Ca2+ permeation through Na+ channels in guinea pig ventricular myocytes.

This study was undertaken to test the hypothesis that, in the absence of extracellular Na+, Ca2+ can permeate tetrodotoxin (TTX)-sensitive Na+ channels in Cs(+)-loaded whole cell voltage-clamped guinea pig ventricular myocytes (22-24 degrees C). With 10 mM extracellular Ca2+, 50-ms step depolarizations (-50 to +25 mV) from holding potentials of -100 or -80 mV elicited fast and slow types of inward current: 1) a small (< 400 pA) dihydropyridine-insensitive inward current that exhibited similar voltage dependence to that of Na+ channels, with an activation threshold and peak near -45 mV and -30 mV, respectively; and 2) a larger and slower L-type Ca2+ current that activated and peaked at more positive potentials. Extracellular replacement of Ca2+ by Mg2+ abolished both currents. The lack of sensitivity of the low-threshold Ca(2+)-current amplitude to 50 or 200 microM Ni2+ suggests that this current is not produced by T-type Ca2+ current.
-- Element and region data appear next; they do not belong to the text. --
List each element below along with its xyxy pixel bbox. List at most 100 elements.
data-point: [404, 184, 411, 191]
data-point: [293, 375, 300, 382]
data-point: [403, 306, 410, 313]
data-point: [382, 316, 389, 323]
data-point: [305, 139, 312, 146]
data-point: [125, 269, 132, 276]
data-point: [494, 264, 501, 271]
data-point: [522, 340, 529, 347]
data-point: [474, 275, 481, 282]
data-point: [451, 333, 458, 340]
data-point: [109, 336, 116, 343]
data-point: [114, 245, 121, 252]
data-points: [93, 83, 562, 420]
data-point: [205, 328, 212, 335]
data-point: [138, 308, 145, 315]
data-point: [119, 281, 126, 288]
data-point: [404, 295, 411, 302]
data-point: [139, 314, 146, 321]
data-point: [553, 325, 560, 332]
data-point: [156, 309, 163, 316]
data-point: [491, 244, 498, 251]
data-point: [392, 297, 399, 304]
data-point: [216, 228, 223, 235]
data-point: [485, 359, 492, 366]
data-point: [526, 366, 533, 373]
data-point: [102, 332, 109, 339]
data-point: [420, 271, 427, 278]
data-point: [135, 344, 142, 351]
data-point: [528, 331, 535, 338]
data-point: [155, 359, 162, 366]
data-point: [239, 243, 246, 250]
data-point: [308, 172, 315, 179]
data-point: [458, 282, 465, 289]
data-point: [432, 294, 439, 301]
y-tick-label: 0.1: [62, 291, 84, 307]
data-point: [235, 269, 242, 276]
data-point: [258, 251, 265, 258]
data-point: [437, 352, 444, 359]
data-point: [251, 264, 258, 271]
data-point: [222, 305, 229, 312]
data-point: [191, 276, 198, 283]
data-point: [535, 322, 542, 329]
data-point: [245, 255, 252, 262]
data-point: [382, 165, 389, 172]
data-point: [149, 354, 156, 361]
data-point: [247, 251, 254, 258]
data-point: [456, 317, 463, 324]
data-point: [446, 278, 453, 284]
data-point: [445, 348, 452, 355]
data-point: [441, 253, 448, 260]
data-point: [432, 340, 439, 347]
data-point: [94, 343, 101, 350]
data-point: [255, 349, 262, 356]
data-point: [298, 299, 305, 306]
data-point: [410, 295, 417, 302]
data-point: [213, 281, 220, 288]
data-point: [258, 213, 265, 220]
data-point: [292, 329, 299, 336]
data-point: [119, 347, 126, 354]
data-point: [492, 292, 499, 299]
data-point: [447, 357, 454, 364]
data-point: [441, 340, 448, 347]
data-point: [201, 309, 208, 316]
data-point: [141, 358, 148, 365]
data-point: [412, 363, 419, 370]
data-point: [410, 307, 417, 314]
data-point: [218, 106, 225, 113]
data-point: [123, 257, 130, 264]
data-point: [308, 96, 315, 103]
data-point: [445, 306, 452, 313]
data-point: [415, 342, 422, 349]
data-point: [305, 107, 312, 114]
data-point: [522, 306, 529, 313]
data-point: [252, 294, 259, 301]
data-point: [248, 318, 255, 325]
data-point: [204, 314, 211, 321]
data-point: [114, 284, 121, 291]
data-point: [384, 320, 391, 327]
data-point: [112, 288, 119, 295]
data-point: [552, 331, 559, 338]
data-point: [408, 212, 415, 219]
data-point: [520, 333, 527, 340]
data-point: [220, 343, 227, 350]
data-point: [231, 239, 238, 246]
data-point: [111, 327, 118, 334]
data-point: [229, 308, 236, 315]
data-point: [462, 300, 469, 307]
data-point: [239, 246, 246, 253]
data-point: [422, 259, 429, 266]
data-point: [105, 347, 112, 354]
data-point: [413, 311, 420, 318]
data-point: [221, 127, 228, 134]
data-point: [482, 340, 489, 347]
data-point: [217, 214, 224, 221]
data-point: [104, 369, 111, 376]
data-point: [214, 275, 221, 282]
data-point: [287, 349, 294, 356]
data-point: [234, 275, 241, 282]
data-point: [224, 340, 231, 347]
In contrast, TTX dose dependently inhibited the low-threshold Ca2+ current, with a half-maximal inhibition concentration of 2.4 microM. Veratridine (10-50 microM), a plant alkaloid that alters the gating and permeability properties of Na+ current, induced an outward shift of time-dependent current during steps to -25 mV and typical slowly decaying inward tail currents after repolarization to -80 mV. Cell exposure to 10 and 50 microM extracellular Na+ inhibited the inward current by 21.2 +/- 3.9% (n = 23) and 14.0 +/- 3.0% (n = 14), respectively, whereas 1 microM Na+ (n = 14) was without effect. The application of 200 microM Na+ produced a small enhancement of the current (+6.2 +/- 4.1%; n = 14) which was just at the limit of significance. Our data support the notion that Ca2+ can permeate cardiac Na+ channels in the absence of an agonist and external Na+.